The Fiscal Times reports that “the only other time government income support exceeded taxes paid was from 1931 to 1936.” The Times notes that “government transfers of income to households started to overtake personal taxes at the start of 2008, and the gap has been widening.”

The difference between what households received and what they paid in taxes is about $125 billion, equal to a little more than “three times the amount Republicans and Democrats agreed to cut from government spending through Sept. 30,” the Fiscal Times said. Typically, the gap between government transfers and taxes runs the other way, the Times reports.

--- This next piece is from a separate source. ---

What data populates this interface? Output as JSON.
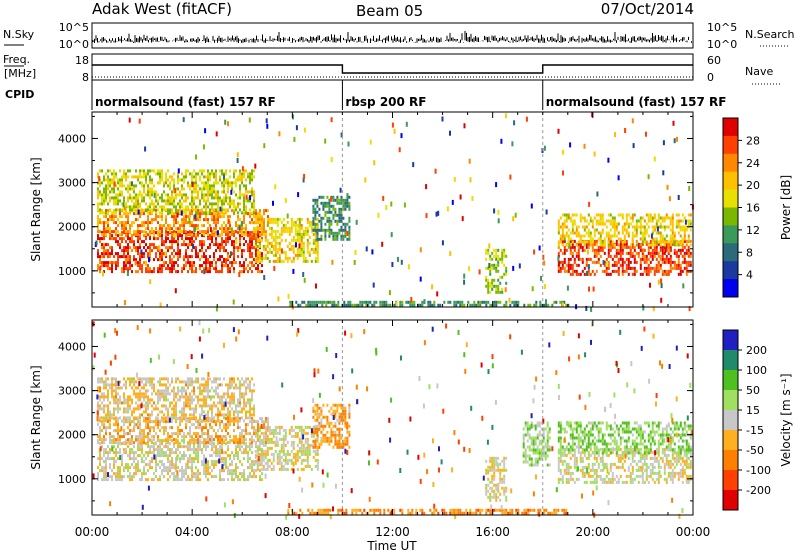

“In normal times the household sector gives about eight percentage points more of its income in taxes than it receives in direct transfers,” the Times quotes J.P. Morgan economist Michael Feroli as saying, adding that a return to normalcy, or this eight-percentage-point spread, is equal to about $1.2 trillion in income.

So the question is: What government policies will bring the U.S. labor market back to robust health, enough to drive economic growth, consumer spending -- and higher tax revenues?

When will the U.S. government pull back from its intervention into the U.S. economy, so the economy can try to stand on its own?